Selon la Gmara c’est אמתלאי et selon le
Sefer Hayovlim c’est עדנה (Edna).
Il n’est pas à exclure que lorsque la Gmara nous dit que la mère d’Avraham s’appelait אמתלאי בת כרנבו, elle ne vienne pas nous dévoiler son état civil, cela aurait eu peu d’importance, pourquoi les ‘Hazal aurait tenu à mentionner ce prénom absent de la Bible ?
Il s’agirait plutôt d’un message pour indiquer un trait de caractère qui lui serait attribué. Comme l’expliquent souvent le
Maharal,
R. Tsadok Hacohen, et d’autres, lorsque nous nous retrouvons, suite à un enseignement talmudique, avec différents noms pour la même personne.

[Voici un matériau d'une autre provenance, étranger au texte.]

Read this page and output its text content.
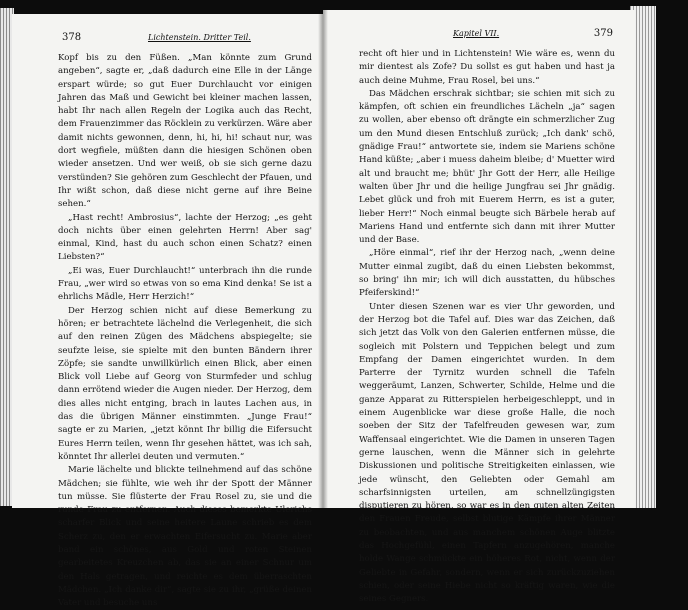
378	Lichtenstein. Dritter Teil.

Kopf bis zu den Füßen. „Man könnte zum Grund angeben“, sagte er, „daß dadurch eine Elle in der Länge erspart würde; so gut Euer Durchlaucht vor einigen Jahren das Maß und Gewicht bei kleiner machen lassen, habt Ihr nach allen Regeln der Logika auch das Recht, dem Frauenzimmer das Röcklein zu verkürzen. Wäre aber damit nichts gewonnen, denn, hi, hi, hi! schaut nur, was dort wegfiele, müßten dann die hiesigen Schönen oben wieder ansetzen. Und wer weiß, ob sie sich gerne dazu verstünden? Sie gehören zum Geschlecht der Pfauen, und Ihr wißt schon, daß diese nicht gerne auf ihre Beine sehen.“

„Hast recht! Ambrosius“, lachte der Herzog; „es geht doch nichts über einen gelehrten Herrn! Aber sag' einmal, Kind, hast du auch schon einen Schatz? einen Liebsten?“

„Ei was, Euer Durchlaucht!“ unterbrach ihn die runde Frau, „wer wird so etwas von so ema Kind denka! Se ist a ehrlichs Mädle, Herr Herzich!“

Der Herzog schien nicht auf diese Bemerkung zu hören; er betrachtete lächelnd die Verlegenheit, die sich auf den reinen Zügen des Mädchens abspiegelte; sie seufzte leise, sie spielte mit den bunten Bändern ihrer Zöpfe; sie sandte unwillkürlich einen Blick, aber einen Blick voll Liebe auf Georg von Sturmfeder und schlug dann errötend wieder die Augen nieder. Der Herzog, dem dies alles nicht entging, brach in lautes Lachen aus, in das die übrigen Männer einstimmten. „Junge Frau!“ sagte er zu Marien, „jetzt könnt Ihr billig die Eifersucht Eures Herrn teilen, wenn Ihr gesehen hättet, was ich sah, könntet Ihr allerlei deuten und vermuten.“

Marie lächelte und blickte teilnehmend auf das schöne Mädchen; sie fühlte, wie weh ihr der Spott der Männer tun müsse. Sie flüsterte der Frau Rosel zu, sie und die runde Frau zu entfernen. Auch dieses bemerkte Ulerichs scharfer Blick und seine heitere Laune schrieb es dem Scherz zu, den er erwachten Eifersucht zu. Marie aber band ein schönes, aus Gold und roten Steinen gearbeitetes Kreuzchen ab, das sie an einer Schnur um den Hals getragen, und reichte es dem überraschten Mädchen. „Ich danke dir“, sagte sie zu ihr, „grüße deinen Vater und besuche uns

Kapitel VII.	379

recht oft hier und in Lichtenstein! Wie wäre es, wenn du mir dientest als Zofe? Du sollst es gut haben und hast ja auch deine Muhme, Frau Rosel, bei uns.“

Das Mädchen erschrak sichtbar; sie schien mit sich zu kämpfen, oft schien ein freundliches Lächeln „ja“ sagen zu wollen, aber ebenso oft drängte ein schmerzlicher Zug um den Mund diesen Entschluß zurück; „Ich dank' schö, gnädige Frau!“ antwortete sie, indem sie Mariens schöne Hand küßte; „aber i muess daheim bleibe; d' Muetter wird alt und braucht me; bhüt' Jhr Gott der Herr, alle Heilige walten über Jhr und die heilige Jungfrau sei Jhr gnädig. Lebet glück und froh mit Euerem Herrn, es ist a guter, lieber Herr!“ Noch einmal beugte sich Bärbele herab auf Mariens Hand und entfernte sich dann mit ihrer Mutter und der Base.

„Höre einmal“, rief ihr der Herzog nach, „wenn deine Mutter einmal zugibt, daß du einen Liebsten bekommst, so bring' ihn mir; ich will dich ausstatten, du hübsches Pfeiferskind!“

Unter diesen Szenen war es vier Uhr geworden, und der Herzog bot die Tafel auf. Dies war das Zeichen, daß sich jetzt das Volk von den Galerien entfernen müsse, die sogleich mit Polstern und Teppichen belegt und zum Empfang der Damen eingerichtet wurden. In dem Parterre der Tyrnitz wurden schnell die Tafeln weggeräumt, Lanzen, Schwerter, Schilde, Helme und die ganze Apparat zu Ritterspielen herbeigeschleppt, und in einem Augenblicke war diese große Halle, die noch soeben der Sitz der Tafelfreuden gewesen war, zum Waffensaal eingerichtet. Wie die Damen in unseren Tagen gerne lauschen, wenn die Männer sich in gelehrte Diskussionen und politische Streitigkeiten einlassen, wie jede wünscht, den Geliebten oder Gemahl am scharfsinnigsten urteilen, am schnellzüngigsten disputieren zu hören, so war es in den guten alten Zeiten den Frauen Freude, selbst blutige Kämpfe ihrer Männer zu beobachten, und aus manchem schönen Auge blitzte das Hochgefühl, einen Tapfern anzugehören, manche holde Wange schmückte ein höheres Rot, nicht, wenn der Geliebte in Gefahr, sondern, wenn er sich zurückzuziehen schien, oder seine Hiebe nicht so kräftig waren, wie die seines Gegners.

Ainsi son véritable prénom aurait pu être Edna, et la Gmara préfère la baptiser Amatlaé/Amtalay/etc. (אמתלאי בת כרנבו) pour indiquer une idée choisie.
Ceci étant dit, sauf erreur, je crois bien avoir entendu qu’il existe de nos jours une fille prénommée אמתלאי, cependant ce n’est pas parce qu’il y a un antécédant que c’est bien de l’imiter, ni que votre enfant ne se sentira pas bizarre et moquée par ses camarades d’école.
Ce doit être un des premiers soucis des parents, bien avant celui d’avoir une certaine originalité dans le choix des prénoms de leurs enfants, il faut se demander si l’enfant sera content de porter ce prénom
(dès fois on rate notre coup, car les parents sont d’une autre époque et n’ont pas les mêmes repères que les enfants, mais au moins tenter de trouver un prénom qui devrait logiquement plaire à l’enfant).
Toute prévarication (quand bien même au profit de l'originalité) reste condamnable, nos enfants ne sont pas "à nous" dans le sens où l'on aurait le droit de leur imposer des sévices physiques ou moraux.
Il est important de choisir un prénom agréable à porter, duquel l'enfant n'aura pas honte et ne sera pas moqué.